Construction narratologique :

1ère partie (v. 21-22) :

Le dialogue entre Jésus et Pierre fait suite à un enseignement à l’intention des disciples qui commence au v1 du chapitre 18. Le thème du pardon est abordé par Jésus au v15 qui invite à un travail de dialogue avec « le frère qui a péché contre toi ». Puis au v21 Pierre, le disciple interroge le maitre non sur le po du pardon, mais bien sur le comment.Pour Pierre, ce comment s’expose selon une logique comptable : à un péché de mon frère correspond un pardon de ma part. Il propose d’y mettre une limite chiffrée. La réponse de Jésus provoque le disciple/auditeur/lecteur à changer de logique. Jésus utilise la logique des antithèses du sermon sur la montagne : « on vous a dit… et bien moi je vous dis… » qui provoque le lecteur à constater l’impasse de sa propre logique.

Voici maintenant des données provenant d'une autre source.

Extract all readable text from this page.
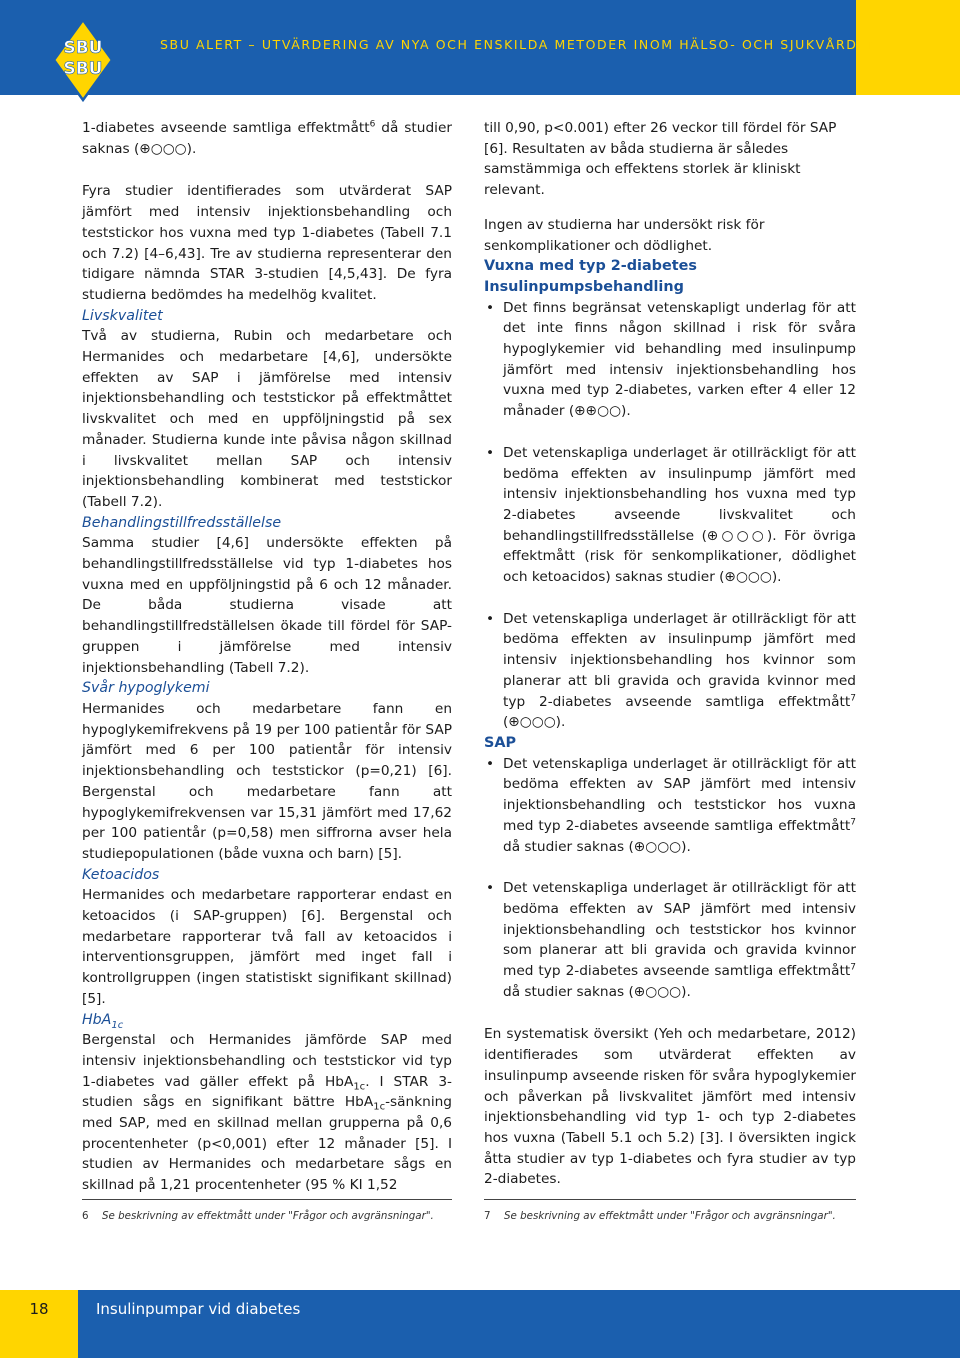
SBU ALERT – UTVÄRDERING AV NYA OCH ENSKILDA METODER INOM HÄLSO- OCH SJUKVÅRDEN
SBU
SBU

1-diabetes avseende samtliga effektmått$^6$ då studier saknas (⊕○○○).

Fyra studier identifierades som utvärderat SAP jämfört med intensiv injektionsbehandling och teststickor hos vuxna med typ 1-diabetes (Tabell 7.1 och 7.2) [4–6,43]. Tre av studierna representerar den tidigare nämnda STAR 3-studien [4,5,43]. De fyra studierna bedömdes ha medelhög kvalitet.

Livskvalitet

Två av studierna, Rubin och medarbetare och Hermanides och medarbetare [4,6], undersökte effekten av SAP i jämförelse med intensiv injektionsbehandling och teststickor på effektmåttet livskvalitet och med en uppföljningstid på sex månader. Studierna kunde inte påvisa någon skillnad i livskvalitet mellan SAP och intensiv injektionsbehandling kombinerat med teststickor (Tabell 7.2).

Behandlingstillfredsställelse

Samma studier [4,6] undersökte effekten på behandlingstillfredsställelse vid typ 1-diabetes hos vuxna med en uppföljningstid på 6 och 12 månader. De båda studierna visade att behandlingstillfredställelsen ökade till fördel för SAP-gruppen i jämförelse med intensiv injektionsbehandling (Tabell 7.2).

Svår hypoglykemi

Hermanides och medarbetare fann en hypoglykemifrekvens på 19 per 100 patientår för SAP jämfört med 6 per 100 patientår för intensiv injektionsbehandling och teststickor (p=0,21) [6]. Bergenstal och medarbetare fann att hypoglykemifrekvensen var 15,31 jämfört med 17,62 per 100 patientår (p=0,58) men siffrorna avser hela studiepopulationen (både vuxna och barn) [5].

Ketoacidos

Hermanides och medarbetare rapporterar endast en ketoacidos (i SAP-gruppen) [6]. Bergenstal och medarbetare rapporterar två fall av ketoacidos i interventionsgruppen, jämfört med inget fall i kontrollgruppen (ingen statistiskt signifikant skillnad) [5].

HbA$_{1c}$

Bergenstal och Hermanides jämförde SAP med intensiv injektionsbehandling och teststickor vid typ 1-diabetes vad gäller effekt på HbA$_{1c}$. I STAR 3-studien sågs en signifikant bättre HbA$_{1c}$-sänkning med SAP, med en skillnad mellan grupperna på 0,6 procentenheter (p<0,001) efter 12 månader [5]. I studien av Hermanides och medarbetare sågs en skillnad på 1,21 procentenheter (95 % KI 1,52

till 0,90, p<0.001) efter 26 veckor till fördel för SAP [6]. Resultaten av båda studierna är således samstämmiga och effektens storlek är kliniskt relevant.

Ingen av studierna har undersökt risk för senkomplikationer och dödlighet.

Vuxna med typ 2-diabetes

Insulinpumpsbehandling

• Det finns begränsat vetenskapligt underlag för att det inte finns någon skillnad i risk för svåra hypoglykemier vid behandling med insulinpump jämfört med intensiv injektionsbehandling hos vuxna med typ 2-diabetes, varken efter 4 eller 12 månader (⊕⊕○○).
• Det vetenskapliga underlaget är otillräckligt för att bedöma effekten av insulinpump jämfört med intensiv injektionsbehandling hos vuxna med typ 2-diabetes avseende livskvalitet och behandlingstillfredsställelse (⊕○○○). För övriga effektmått (risk för senkomplikationer, dödlighet och ketoacidos) saknas studier (⊕○○○).
• Det vetenskapliga underlaget är otillräckligt för att bedöma effekten av insulinpump jämfört med intensiv injektionsbehandling hos kvinnor som planerar att bli gravida och gravida kvinnor med typ 2-diabetes avseende samtliga effektmått$^7$ (⊕○○○).

SAP

• Det vetenskapliga underlaget är otillräckligt för att bedöma effekten av SAP jämfört med intensiv injektionsbehandling och teststickor hos vuxna med typ 2-diabetes avseende samtliga effektmått$^7$ då studier saknas (⊕○○○).
• Det vetenskapliga underlaget är otillräckligt för att bedöma effekten av SAP jämfört med intensiv injektionsbehandling och teststickor hos kvinnor som planerar att bli gravida och gravida kvinnor med typ 2-diabetes avseende samtliga effektmått$^7$ då studier saknas (⊕○○○).

En systematisk översikt (Yeh och medarbetare, 2012) identifierades som utvärderat effekten av insulinpump avseende risken för svåra hypoglykemier och påverkan på livskvalitet jämfört med intensiv injektionsbehandling vid typ 1- och typ 2-diabetes hos vuxna (Tabell 5.1 och 5.2) [3]. I översikten ingick åtta studier av typ 1-diabetes och fyra studier av typ 2-diabetes.

6 Se beskrivning av effektmått under "Frågor och avgränsningar".	7 Se beskrivning av effektmått under "Frågor och avgränsningar".
18	Insulinpumpar vid diabetes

A comptabiliser le pardon jusqu’à 490, on approche de l’impossible humain : qui peut pardonner 490 fois à la même personne ? Pour en sortir, il faut entrer dans une autre logique.Dans ce dialogue, Pierre parle à la première personne du singulier : « Je ». Cette astuce d’écriture invite le lecteur/auditeur/disciple à s’identifier à Pierre et de se poser la question pour lui-même. Il/elle, s’inclus ainsi dans le processus de réflexion. Cette inclusion du lecteur/auditeur/disciple se confirme par la conclusion de la parabole au v. 35 où Jésus s’adresse à chacun-e de l’auditoire/lectorat (deuxième personne du pluriel).

2ème partie (v. 23-35) :

À travers une parabole, Jésus révèle une autre logique, celle du Royaume des Cieux. Récit en quatre temps suivit d’une conclusion en forme d’injonction : Jésus traite du pardon sur le registre « dette ßà remise de dette » (cf. vocabulaire et les multiples significations de aphiemi).

  1. Vs. 23-27 :

Situation de départ à Dette énorme d’un serviteur envers son maitre qui demande des comptes. Détresse du serviteur devant la perspective de la punition prévue par la loi. Supplication du débiteur, « compassion/empathie » du créancier. Situation finale à remise de la dette. C’est « l’empathie » qui provoque le dénouement du drame.

  1. Vs. 28-30 :

Transition à « en sortant » (v28) révèle un enchainement immédiat de l’action. Situation de départ à même situation, mais entre le serviteur bénéficiaire de la remise de dette et un de ses collègue débiteur à son égard. Le narrateur précise le montant de la dette. Même déroulement dramatique (dette, menace de punition, supplication du débiteur). Refus du créancier. Situation finale à recours en justice et prison pour le collègue débiteur. C’est « l’absence d’empathie » qui provoque le dénouement du drame.

  1. V. 31 :

Transition à « en voyant ce qui arrivait » (v31) assure une continuité de l’action sans temps mort. Situation de départ à Les « compagnons » du serviteur « tristes » de cette situation le rapportent au maitre. Situation finale à Le maitre est informé. C’est la « tristesse » des serviteurs qui motivent l’action d’information envers le maitre.

  1. Vs. 32-34 :

Transition à « alors le maitre le fit appeler » (v32a) : le recours au passé simple indique une action ponctuelle. Situation de départ à nouvelle comparution du serviteur devant le maitre. Le maitre lui fait la leçon : « tu devait avoir compassion comme j’ai eu compassion de toi ». Déclenchement de la « colère » du maitre qui fait exécuter la peine originelle. Situation finale à exécution de la sentence. C’est la « colère » du maitre (v34) qui provoque le dénouement du drame.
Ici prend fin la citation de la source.